A performance appraisal tends to be so formal that is never done on the work floor but inside an office or meeting room. As it is not the normal workplace for the employee, it can be more stressful. If it is done on the workshop, it allows for a more direct discussion. It allows for a psychological safety for the employee, which promotes more innovation and reduces the sense of failure. You can even find more solutions on the floor than in a meeting room or a cold management report. As Edwards Deming would say, successful companies must also manage what cannot be measured (the data-invisible elements).

A performance appraisal or any type of measurement is not bad per se, what matters is what you do with them. Good luck!!

Robert Mitchell

As a Baldrige Examiner, I like to begin my roundtable discussions with a review of the Baldrige Criteria. Category 5 of the Criteria focuses on the Workforce. The Workforce category asks how the organization assesses Workforce Capability and Capacity needs and builds a workforce environment conducive to Engagement and High Performance. The Baldrige Criteria defines High Performance as ever-higher levels of overall organizational and individual performance, including quality, productivity, innovation rate and cycle time.

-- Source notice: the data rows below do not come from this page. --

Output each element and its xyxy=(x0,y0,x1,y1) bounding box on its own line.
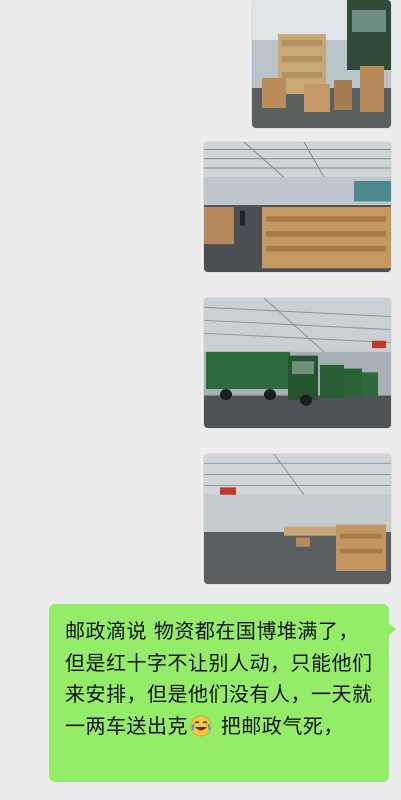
photo-message-warehouse-boxes[interactable] xyxy=(252,0,391,128)
photo-message-hall-boxes[interactable] xyxy=(204,142,391,272)
chat-window: 邮政滴说 物资都在国博堆满了，但是红十字不让别人动，只能他们来安排，但是他们没有… xyxy=(0,0,401,800)
photo-message-empty-hall[interactable] xyxy=(204,454,391,584)
hall-boxes-image xyxy=(204,142,391,272)
message-text: 邮政滴说 物资都在国博堆满了，但是红十字不让别人动，只能他们来安排，但是他们没有… xyxy=(65,616,375,742)
text-message-bubble[interactable]: 邮政滴说 物资都在国博堆满了，但是红十字不让别人动，只能他们来安排，但是他们没有… xyxy=(49,604,396,782)
crying-laughing-emoji-icon xyxy=(190,715,212,736)
photo-message-postal-trucks[interactable] xyxy=(204,298,391,428)
empty-hall-image xyxy=(204,454,391,584)
postal-trucks-image xyxy=(204,298,391,428)
message-text-part-2: 把邮政气死， xyxy=(214,713,344,738)
warehouse-boxes-image xyxy=(252,0,391,128)
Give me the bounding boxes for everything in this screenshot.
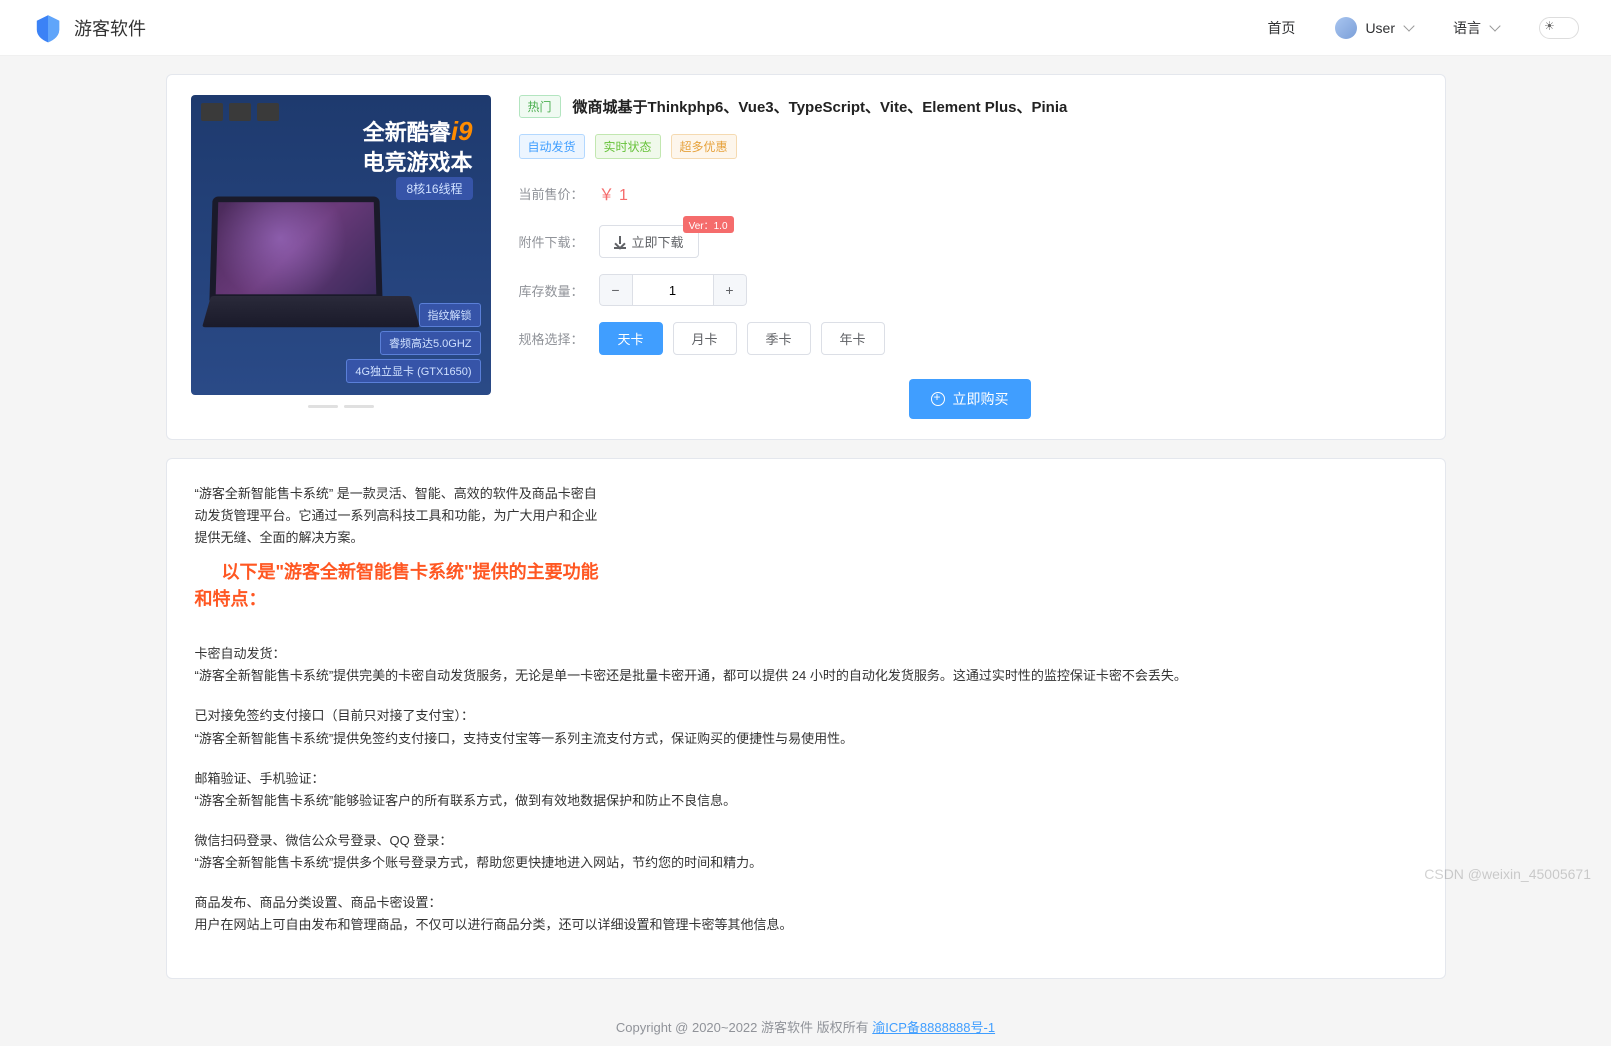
version-badge: Ver：1.0	[683, 216, 734, 233]
chevron-down-icon	[1489, 20, 1500, 31]
header-nav: 首页 User 语言	[1267, 17, 1579, 39]
nav-lang-dropdown[interactable]: 语言	[1453, 18, 1499, 38]
quantity-stepper: − +	[599, 274, 747, 306]
desc-block: 微信扫码登录、微信公众号登录、QQ 登录： “游客全新智能售卡系统”提供多个账号…	[195, 830, 1417, 874]
product-image-column: 全新酷睿i9 电竞游戏本 8核16线程 指纹解锁 睿频高达5.0GHZ 4G独立…	[191, 95, 491, 419]
spec-option-quarter[interactable]: 季卡	[747, 322, 811, 355]
spec-options: 天卡 月卡 季卡 年卡	[599, 322, 885, 355]
qty-input[interactable]	[633, 274, 713, 306]
logo-icon	[32, 12, 64, 44]
desc-block: 卡密自动发货： “游客全新智能售卡系统”提供完美的卡密自动发货服务，无论是单一卡…	[195, 643, 1417, 687]
download-button[interactable]: 立即下载 Ver：1.0	[599, 225, 699, 258]
product-image[interactable]: 全新酷睿i9 电竞游戏本 8核16线程 指纹解锁 睿频高达5.0GHZ 4G独立…	[191, 95, 491, 395]
product-info: 热门 微商城基于Thinkphp6、Vue3、TypeScript、Vite、E…	[519, 95, 1421, 419]
brand-name: 游客软件	[74, 15, 146, 41]
qty-increase-button[interactable]: +	[713, 274, 747, 306]
nav-user-dropdown[interactable]: User	[1335, 17, 1413, 39]
buy-now-button[interactable]: 立即购买	[909, 379, 1031, 419]
cart-plus-icon	[931, 392, 945, 406]
price-value: ￥ 1	[599, 181, 628, 205]
spec-option-year[interactable]: 年卡	[821, 322, 885, 355]
feature-tags: 自动发货 实时状态 超多优惠	[519, 134, 1421, 159]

High performance results in improved service and value for customers and other stakeholders. High performance stems from and enhances workforce engagement. Some characteristics about workforce high performance:

  • It involves cooperation between management and the workforce; cooperation among work groups and teams; empowerment of employees and building personal accountability.
  • It may involve learning to build individual and organizational skills; creating flexible job design; decentralized decision making and making decisions closest to the front line.

My career experience, and observations of applicants to state and national quality programs using the Baldrige Criteria has revealed six key processes necessary to effectively encourage high performance:

  1. A Formal on-boarding as part of the New Employee Orientation process
  2. Providing immediate, open and honest feedback
  3. Regular, periodic “pulse” surveys to measure employee satisfaction and engagement
  4. Frank, two-way skip-level meetings between management and its people
  5. A Career Pathing process to manage employee progression
  6. A Learning & Development System that supports organizational needs and employee development
  7. Systems & Structures supporting compensation, benefits and policies, rewards, recognition, as well as incentives to encourage continuous improvement, intelligent risk-taking, innovation and customer focus.